Quan Nho — Lau Ga La E Buoi Chieu
Address: 3 Cu Chinh Lan, Ward 10, Da Lat Hours: 3:00 PM – 8:00 PM, weekdays only Price: 130,000–160,000 VND per pot
The smallest and most informal entry on this list. Quan Nho is technically a front-porch operation — four tables, a gas burner setup, the owner's kids doing homework in the background. But the chicken is ga ta and the la e is cut fresh.
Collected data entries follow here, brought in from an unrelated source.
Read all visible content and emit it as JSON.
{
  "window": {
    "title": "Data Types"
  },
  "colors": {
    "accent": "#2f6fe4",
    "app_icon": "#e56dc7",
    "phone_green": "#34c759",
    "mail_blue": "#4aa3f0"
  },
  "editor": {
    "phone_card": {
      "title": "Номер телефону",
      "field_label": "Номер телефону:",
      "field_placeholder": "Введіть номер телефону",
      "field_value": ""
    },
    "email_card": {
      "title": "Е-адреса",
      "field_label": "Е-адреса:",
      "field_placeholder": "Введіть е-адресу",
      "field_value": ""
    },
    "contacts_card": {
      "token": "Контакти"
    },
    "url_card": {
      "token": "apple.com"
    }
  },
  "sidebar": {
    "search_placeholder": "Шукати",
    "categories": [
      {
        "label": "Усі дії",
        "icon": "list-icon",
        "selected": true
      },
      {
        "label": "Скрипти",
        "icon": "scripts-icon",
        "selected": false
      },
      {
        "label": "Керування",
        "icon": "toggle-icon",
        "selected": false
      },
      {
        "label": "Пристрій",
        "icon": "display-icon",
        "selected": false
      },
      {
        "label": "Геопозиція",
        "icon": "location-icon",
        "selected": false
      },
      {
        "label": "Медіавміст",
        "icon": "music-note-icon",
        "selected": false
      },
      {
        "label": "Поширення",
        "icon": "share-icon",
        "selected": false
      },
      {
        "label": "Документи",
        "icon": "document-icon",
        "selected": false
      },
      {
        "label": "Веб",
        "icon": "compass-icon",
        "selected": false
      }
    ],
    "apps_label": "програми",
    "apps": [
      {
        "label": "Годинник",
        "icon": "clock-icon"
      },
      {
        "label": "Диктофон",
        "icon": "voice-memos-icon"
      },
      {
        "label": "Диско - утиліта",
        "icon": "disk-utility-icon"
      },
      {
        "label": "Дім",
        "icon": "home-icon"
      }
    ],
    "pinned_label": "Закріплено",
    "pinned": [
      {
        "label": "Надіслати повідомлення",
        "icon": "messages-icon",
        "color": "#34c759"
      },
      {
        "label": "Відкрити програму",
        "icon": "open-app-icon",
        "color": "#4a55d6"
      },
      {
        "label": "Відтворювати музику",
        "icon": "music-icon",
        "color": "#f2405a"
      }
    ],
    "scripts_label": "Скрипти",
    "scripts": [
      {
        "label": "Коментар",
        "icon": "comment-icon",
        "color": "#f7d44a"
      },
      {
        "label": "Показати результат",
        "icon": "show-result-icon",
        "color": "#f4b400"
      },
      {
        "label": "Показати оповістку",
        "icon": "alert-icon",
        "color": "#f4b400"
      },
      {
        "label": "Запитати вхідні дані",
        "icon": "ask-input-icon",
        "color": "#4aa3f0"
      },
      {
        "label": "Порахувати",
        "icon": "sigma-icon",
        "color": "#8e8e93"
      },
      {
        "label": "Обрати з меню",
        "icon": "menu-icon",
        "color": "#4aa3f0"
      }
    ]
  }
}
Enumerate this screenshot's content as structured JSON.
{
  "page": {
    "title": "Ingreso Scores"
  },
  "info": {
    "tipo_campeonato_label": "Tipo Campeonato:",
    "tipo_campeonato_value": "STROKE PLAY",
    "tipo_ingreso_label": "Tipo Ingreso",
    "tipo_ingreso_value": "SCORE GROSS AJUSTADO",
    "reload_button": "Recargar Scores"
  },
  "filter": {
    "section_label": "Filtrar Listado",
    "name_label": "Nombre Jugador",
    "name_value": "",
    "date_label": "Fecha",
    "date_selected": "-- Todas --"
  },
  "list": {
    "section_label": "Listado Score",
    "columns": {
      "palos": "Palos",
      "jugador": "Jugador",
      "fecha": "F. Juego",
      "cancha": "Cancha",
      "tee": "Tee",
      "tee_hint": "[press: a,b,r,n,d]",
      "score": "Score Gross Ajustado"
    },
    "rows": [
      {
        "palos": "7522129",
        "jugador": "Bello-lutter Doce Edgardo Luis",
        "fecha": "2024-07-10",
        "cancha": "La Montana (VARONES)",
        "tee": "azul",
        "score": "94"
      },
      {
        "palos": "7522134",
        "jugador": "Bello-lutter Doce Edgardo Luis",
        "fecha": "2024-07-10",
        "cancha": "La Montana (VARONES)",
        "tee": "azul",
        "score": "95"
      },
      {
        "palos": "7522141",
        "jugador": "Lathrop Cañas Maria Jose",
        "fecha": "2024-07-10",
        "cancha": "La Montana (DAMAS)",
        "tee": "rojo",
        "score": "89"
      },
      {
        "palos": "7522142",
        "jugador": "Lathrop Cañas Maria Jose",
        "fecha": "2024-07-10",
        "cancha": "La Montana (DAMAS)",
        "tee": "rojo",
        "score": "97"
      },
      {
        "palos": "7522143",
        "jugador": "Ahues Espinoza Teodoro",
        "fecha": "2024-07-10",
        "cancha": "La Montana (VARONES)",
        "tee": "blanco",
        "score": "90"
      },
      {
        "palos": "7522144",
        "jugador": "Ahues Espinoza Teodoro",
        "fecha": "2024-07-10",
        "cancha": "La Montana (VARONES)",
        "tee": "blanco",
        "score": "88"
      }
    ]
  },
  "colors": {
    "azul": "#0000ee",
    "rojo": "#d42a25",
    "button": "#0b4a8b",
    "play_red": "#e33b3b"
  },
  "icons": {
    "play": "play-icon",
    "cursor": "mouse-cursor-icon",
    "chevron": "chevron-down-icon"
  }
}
It closes early and doesn't open weekends, which tells you the target customer isn't tourists. If you're in Da Lat mid-week and staying somewhere near the south end of the city, this is worth tracking down.

Photo by LUC PH@M on Pexels
Skip This Place
The cluster of "lau ga la e" restaurants along Nguyen Thi Minh Khai near the Night Market looks convenient. It is not worth your time. The herb plates are thin, the chicken is factory-farmed, and the broth at two spots we tried tasted mostly of MSG without any real depth. Prices run 250,000–350,000 VND per pot for a noticeably inferior product. The location is optimized for foot traffic, not for food.

Photo by Đậu Photograph on Pexels
A Few Practical Notes
Da Lat gets genuinely cold between November and February — lows around 12–15°C — which is exactly when lau ga la e earns its keep. Most of these spots only operate in the afternoon and evening, so don't show up at noon expecting a pot. Bring cash; none of the places above have reliable card terminals. If you're exploring Da Lat's broader food scene, the city also does a credible job with "banh mi" and has its own version of grilled corn (bap nuong) that's worth grabbing from a street cart on your way back from dinner.
Last updated · May 26, 2026 · independently researched, never sponsored.